Sohini Das- Week 6

One thought that kept surfacing as I read this week: Love is not neutral, it is and must be an act of justice. I reflect deeply on Freire’s words “Whether or not we are willing to overcome slips or inconsistencies, by living humility, lovingness, courage, tolerance, competence, decisiveness, patience-impatience, and verbal parsimony, we contribute to creating a happy, joyful school” (Freire, 1998, p. 212). Freire has always made me return to what it means to be human: our humanity. What has become of love in the capitalized, masculinized, white supremacist world has distanced greatly from a love that is core to our humanity. Each of the other readings this week reflect and take further the contributions of an epistemology, an ideology, and way of thinking that Freire grounds. Miller and colleagues (2011) argue and describe the ways in which love, hope, and humility are embedded within progressive pedagogical practice. And in Rivera-McCutchen (2019), the armed love of Principal Bowman in resisting the high stakes testing and Principal Bloomberg resisting racist resource allocation, truly confirms the notion that love must be a commitment towards resisting injustice. In reflecting on teaching practices and my own schooling of course, the seemingly political neutral “love” of teacher is never truly neutral, and wasn’t really love. I wonder really how neutrality is a trope that educators in my suburban town cling to in their teaching. I think a lot about what the conversations that we have in our class would mean to them? Would such conversations push them to conceive their role as a teacher differently? What happens when we begin to include the voices of suburban white middle aged women teachers in these conversations to developing radical care in the classroom? If they are primarily white teachers serving predominantly white schools, how will they realize that the work of critical care extends to their responsibility to deconstruct harmful assumptions of Anti-Blackness and capitalism that their white students are mostly likely entrenched in?
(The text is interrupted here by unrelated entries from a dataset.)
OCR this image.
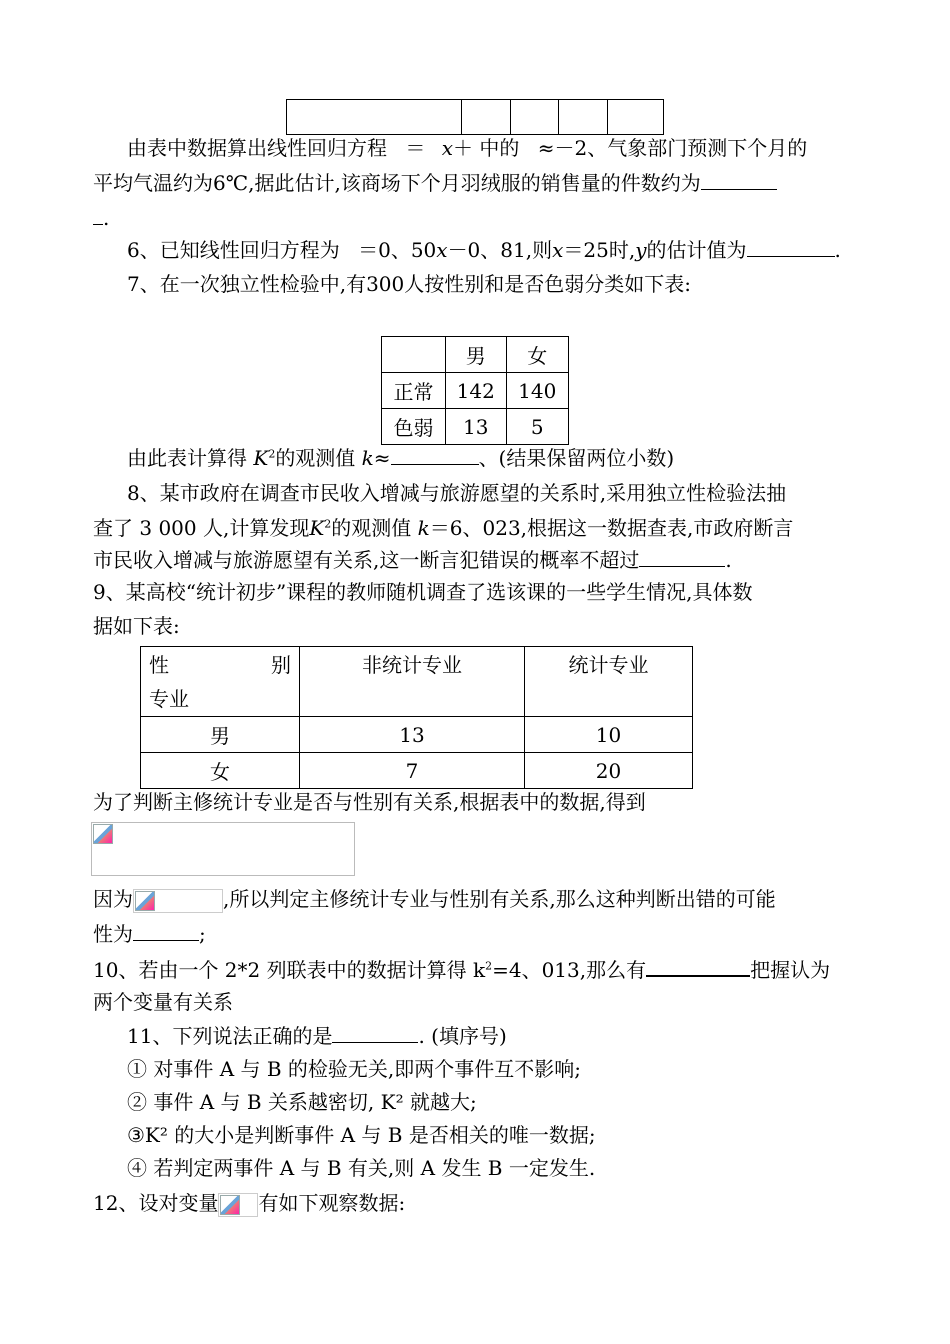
由表中数据算出线性回归方程 ＝ x＋ 中的 ≈－2、气象部门预测下个月的
平均气温约为6℃,据此估计,该商场下个月羽绒服的销售量的件数约为
.
6、已知线性回归方程为 ＝0、50x－0、81,则x＝25时,y的估计值为	.
7、在一次独立性检验中,有300人按性别和是否色弱分类如下表:
	男	女
正常	142	140
色弱	13	5
由此表计算得 $K^2$的观测值 k≈	、(结果保留两位小数)
8、某市政府在调查市民收入增减与旅游愿望的关系时,采用独立性检验法抽
查了 3 000 人,计算发现$K^2$的观测值 k＝6、023,根据这一数据查表,市政府断言
市民收入增减与旅游愿望有关系,这一断言犯错误的概率不超过	.
9、某高校“统计初步”课程的教师随机调查了选该课的一些学生情况,具体数
据如下表:
性 别
专业	非统计专业	统计专业
男	13	10
女	7	20
为了判断主修统计专业是否与性别有关系,根据表中的数据,得到
因为	,所以判定主修统计专业与性别有关系,那么这种判断出错的可能
性为	;
10、若由一个 2*2 列联表中的数据计算得 $k^2=4$、013,那么有	把握认为
两个变量有关系
11、下列说法正确的是	. (填序号)
① 对事件 A 与 B 的检验无关,即两个事件互不影响;
② 事件 A 与 B 关系越密切, K² 就越大;
③K² 的大小是判断事件 A 与 B 是否相关的唯一数据;
④ 若判定两事件 A 与 B 有关,则 A 发生 B 一定发生.
12、设对变量 有如下观察数据:
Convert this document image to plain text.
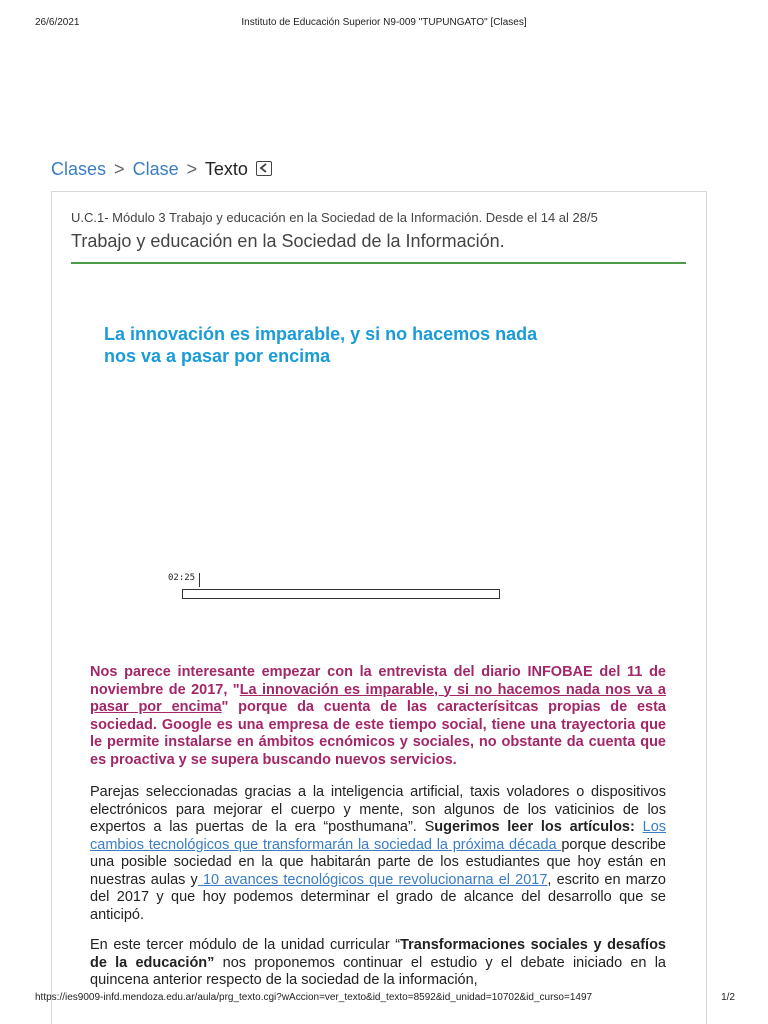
26/6/2021	Instituto de Educación Superior N9-009 "TUPUNGATO" [Clases]
Clases > Clase > Texto
U.C.1- Módulo 3 Trabajo y educación en la Sociedad de la Información. Desde el 14 al 28/5
Trabajo y educación en la Sociedad de la Información.
La innovación es imparable, y si no hacemos nada
nos va a pasar por encima
02:25
Nos parece interesante empezar con la entrevista del diario INFOBAE del 11 de noviembre de 2017, "La innovación es imparable, y si no hacemos nada nos va a pasar por encima" porque da cuenta de las caracterísitcas propias de esta sociedad. Google es una empresa de este tiempo social, tiene una trayectoria que le permite instalarse en ámbitos ecnómicos y sociales, no obstante da cuenta que es proactiva y se supera buscando nuevos servicios.
Parejas seleccionadas gracias a la inteligencia artificial, taxis voladores o dispositivos electrónicos para mejorar el cuerpo y mente, son algunos de los vaticinios de los expertos a las puertas de la era “posthumana”. Sugerimos leer los artículos: Los cambios tecnológicos que transformarán la sociedad la próxima década porque describe una posible sociedad en la que habitarán parte de los estudiantes que hoy están en nuestras aulas y 10 avances tecnológicos que revolucionarna el 2017, escrito en marzo del 2017 y que hoy podemos determinar el grado de alcance del desarrollo que se anticipó.
En este tercer módulo de la unidad curricular “Transformaciones sociales y desafíos de la educación” nos proponemos continuar el estudio y el debate iniciado en la quincena anterior respecto de la sociedad de la información,
https://ies9009-infd.mendoza.edu.ar/aula/prg_texto.cgi?wAccion=ver_texto&id_texto=8592&id_unidad=10702&id_curso=1497	1/2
1 thought on “Sohini Das- Week 6

  1. Lucy Robins

    Hi Sohini,
    Your comments – this week and last – have really resonated with me, especially the way you explicitly name how capitalism, patriarchy, and white supremacy delusion/anti-Blackness work together to sever our innate human capacities for radical love, empathy, connection, and joy. I agree with you that politically “neutral” teaching, and politically “neutral” love is neither neutral/apolitical, nor love. And I really appreciated the questions you pose at the end of your post.

    Your questions make me think about the ways that “anti-racist” teaching is often talked about in education reform discourse as something for Black children only, perpetuating racist and deficit-frameworks about “achievement gaps” and how to get students to “care” or “engage” with the learning. But just as you said, radical care and critical pedagogies are essential in classrooms where White students are – to disrupt the the “harmful assumptions of Anti-Blackness and capitalism” that you name, that students learn through their “neutral” politics and “neutral” curricula that are in fact steeped in violent politics of whiteness and anti-blackness. “Neutrality” to me is one of the essential tools of upholding systems of oppression.